Mit dem 23. August 2021 ändert sich das Leben für die Menschen in Afghanistan schlagartig. Das militant-islamistische Regime ist zurück. Menschenrechte und vor allem die Rechte der Frauen und Mädchen sind wie aufgehoben.

Zusage: Sicherheit in Deutschland

Menschen, die in den Bereichen Bildung, Kunst, Politik gearbeitet oder sich für eine demokratische Gesellschaft engagiert haben, müssen um ihr Leben bangen. Darunter sind Menschen, die mitunter zwei Jahrzehnte lang für internationale Organisationen gearbeitet haben.

Deutschland sagt damals zu, gefährdete Afghaninnen und Afghanen über verschiedene freiwillige Aufnahmeprogramme nach Deutschland kommen zu lassen. Darunter sind ehemalige afghanische Ortskräfte, die für die Bundeswehr gearbeitet haben und ihre Familienangehörigen aber auch Menschen, die sich für Demokratie eingesetzt haben.
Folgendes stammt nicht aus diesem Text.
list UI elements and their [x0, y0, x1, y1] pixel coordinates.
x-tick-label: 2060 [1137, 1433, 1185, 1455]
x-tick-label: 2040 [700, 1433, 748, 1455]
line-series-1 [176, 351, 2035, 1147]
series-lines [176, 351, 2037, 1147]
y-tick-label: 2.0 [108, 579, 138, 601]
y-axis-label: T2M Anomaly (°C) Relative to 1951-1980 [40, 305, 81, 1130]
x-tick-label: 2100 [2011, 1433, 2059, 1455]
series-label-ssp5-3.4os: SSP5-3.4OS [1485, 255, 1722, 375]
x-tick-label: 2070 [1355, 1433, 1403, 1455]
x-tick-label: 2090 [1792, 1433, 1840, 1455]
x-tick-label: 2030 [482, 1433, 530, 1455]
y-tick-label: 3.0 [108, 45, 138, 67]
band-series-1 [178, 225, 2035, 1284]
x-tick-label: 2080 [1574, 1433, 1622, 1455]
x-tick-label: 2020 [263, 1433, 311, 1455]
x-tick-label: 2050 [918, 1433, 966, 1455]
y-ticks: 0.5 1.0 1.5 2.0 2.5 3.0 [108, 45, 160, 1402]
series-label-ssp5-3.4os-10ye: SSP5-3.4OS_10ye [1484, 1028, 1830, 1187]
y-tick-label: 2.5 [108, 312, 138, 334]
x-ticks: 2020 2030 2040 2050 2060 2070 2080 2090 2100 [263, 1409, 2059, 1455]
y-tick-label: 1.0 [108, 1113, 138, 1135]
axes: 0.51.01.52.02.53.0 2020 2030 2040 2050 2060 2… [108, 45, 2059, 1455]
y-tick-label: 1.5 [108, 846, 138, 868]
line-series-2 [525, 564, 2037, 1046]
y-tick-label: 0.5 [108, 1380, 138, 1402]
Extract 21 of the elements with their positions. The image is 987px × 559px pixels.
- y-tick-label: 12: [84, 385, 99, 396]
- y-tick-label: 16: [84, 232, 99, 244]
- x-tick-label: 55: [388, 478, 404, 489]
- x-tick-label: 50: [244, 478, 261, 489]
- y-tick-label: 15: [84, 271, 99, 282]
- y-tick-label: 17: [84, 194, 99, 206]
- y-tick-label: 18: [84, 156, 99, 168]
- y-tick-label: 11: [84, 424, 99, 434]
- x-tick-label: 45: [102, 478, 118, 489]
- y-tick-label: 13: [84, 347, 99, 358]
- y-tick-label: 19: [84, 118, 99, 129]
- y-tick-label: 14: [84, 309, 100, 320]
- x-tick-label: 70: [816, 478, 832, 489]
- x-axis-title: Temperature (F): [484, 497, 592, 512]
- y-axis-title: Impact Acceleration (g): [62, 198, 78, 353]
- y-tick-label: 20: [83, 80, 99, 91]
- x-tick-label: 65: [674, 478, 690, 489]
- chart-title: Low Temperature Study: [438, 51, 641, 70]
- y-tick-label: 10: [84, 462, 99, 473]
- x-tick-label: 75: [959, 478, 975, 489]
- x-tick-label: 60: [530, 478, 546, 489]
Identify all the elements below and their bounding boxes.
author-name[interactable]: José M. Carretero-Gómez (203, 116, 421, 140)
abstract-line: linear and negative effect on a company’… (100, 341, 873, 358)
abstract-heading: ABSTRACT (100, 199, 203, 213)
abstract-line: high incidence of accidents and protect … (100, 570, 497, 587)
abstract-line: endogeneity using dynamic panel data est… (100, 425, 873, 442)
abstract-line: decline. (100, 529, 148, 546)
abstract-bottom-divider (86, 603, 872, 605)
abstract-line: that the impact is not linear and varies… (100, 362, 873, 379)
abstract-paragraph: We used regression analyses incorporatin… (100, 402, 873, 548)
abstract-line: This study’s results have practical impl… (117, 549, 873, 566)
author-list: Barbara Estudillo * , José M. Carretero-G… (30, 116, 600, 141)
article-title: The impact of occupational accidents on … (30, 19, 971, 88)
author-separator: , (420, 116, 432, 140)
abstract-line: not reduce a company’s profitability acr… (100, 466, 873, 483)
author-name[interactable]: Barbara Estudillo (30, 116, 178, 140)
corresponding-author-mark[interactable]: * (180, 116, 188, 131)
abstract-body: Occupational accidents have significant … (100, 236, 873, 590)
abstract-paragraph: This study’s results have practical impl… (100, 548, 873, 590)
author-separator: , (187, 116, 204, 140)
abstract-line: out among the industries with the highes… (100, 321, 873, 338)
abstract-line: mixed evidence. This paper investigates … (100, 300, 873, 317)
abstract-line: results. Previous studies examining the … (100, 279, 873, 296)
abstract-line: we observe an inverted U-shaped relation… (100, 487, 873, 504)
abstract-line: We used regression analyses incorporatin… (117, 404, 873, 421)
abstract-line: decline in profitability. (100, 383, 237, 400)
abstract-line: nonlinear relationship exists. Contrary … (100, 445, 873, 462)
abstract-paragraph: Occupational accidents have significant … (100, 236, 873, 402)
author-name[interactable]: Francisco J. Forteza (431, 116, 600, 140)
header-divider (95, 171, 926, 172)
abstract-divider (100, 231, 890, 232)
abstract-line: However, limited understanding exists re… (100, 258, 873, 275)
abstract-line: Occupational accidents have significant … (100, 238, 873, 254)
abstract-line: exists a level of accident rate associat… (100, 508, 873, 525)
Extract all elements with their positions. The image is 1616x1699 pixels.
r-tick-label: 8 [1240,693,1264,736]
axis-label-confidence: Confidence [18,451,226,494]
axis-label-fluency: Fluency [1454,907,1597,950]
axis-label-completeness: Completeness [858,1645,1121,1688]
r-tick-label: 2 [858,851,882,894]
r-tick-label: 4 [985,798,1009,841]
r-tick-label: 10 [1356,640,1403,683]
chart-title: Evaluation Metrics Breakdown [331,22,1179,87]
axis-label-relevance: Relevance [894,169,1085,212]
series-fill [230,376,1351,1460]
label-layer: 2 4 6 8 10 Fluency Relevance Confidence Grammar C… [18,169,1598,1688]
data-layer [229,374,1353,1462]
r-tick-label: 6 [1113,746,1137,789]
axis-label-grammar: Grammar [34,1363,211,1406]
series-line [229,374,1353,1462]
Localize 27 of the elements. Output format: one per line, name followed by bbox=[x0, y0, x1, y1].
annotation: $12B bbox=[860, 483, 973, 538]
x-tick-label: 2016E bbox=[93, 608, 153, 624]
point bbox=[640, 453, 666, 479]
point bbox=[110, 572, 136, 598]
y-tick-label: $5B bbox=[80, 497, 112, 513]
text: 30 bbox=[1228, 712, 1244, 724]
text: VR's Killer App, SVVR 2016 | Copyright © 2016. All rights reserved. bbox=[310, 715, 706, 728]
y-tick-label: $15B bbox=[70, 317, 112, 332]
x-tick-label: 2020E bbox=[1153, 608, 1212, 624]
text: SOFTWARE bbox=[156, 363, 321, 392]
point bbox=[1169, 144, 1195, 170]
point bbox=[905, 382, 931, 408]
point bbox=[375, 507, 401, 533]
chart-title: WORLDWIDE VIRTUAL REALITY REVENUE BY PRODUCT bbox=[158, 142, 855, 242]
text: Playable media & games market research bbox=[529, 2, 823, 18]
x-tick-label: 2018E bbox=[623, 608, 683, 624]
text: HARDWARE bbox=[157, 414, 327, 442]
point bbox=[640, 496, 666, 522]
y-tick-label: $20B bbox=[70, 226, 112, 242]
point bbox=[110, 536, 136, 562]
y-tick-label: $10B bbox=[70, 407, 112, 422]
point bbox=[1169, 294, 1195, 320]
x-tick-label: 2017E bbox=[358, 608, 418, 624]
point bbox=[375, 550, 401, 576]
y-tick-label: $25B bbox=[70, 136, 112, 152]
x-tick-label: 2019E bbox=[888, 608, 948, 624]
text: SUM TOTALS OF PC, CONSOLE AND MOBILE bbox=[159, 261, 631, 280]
Die Ausreiseflüge laufen schleppend bis chaotisch an, doch bis zum Frühjahr 2024 fliehen rund 36.000 von 38.100 Menschen, die eine Zusage bekommen hatten, nach Deutschland. Darunter ist Bahara.

Als Juristin in Afghanistan besonders gefährdet

Sie ist 27 Jahre alt und lebt seit Oktober 2021 in Deutschland. Bahara hat in Afghanistan Jura studiert und für den afghanischen Ableger einer deutschen Hilfsorganisation gearbeitet. (Um sie und andere zu schützen, nennen wir weder ihren Nachnamen noch den Namen der Organisation, für die sie gearbeitet hat.)

In ihrem Heimatland hat Bahara Frauen rechtlich beraten. Später wollte sie Richterin werden. Doch nach der Machtergreifung durch die Taliban wird Bahara verboten zu arbeiten – weil sie eine Frau ist. Aufgrund ihres Berufes ist sie besonders gefährdet.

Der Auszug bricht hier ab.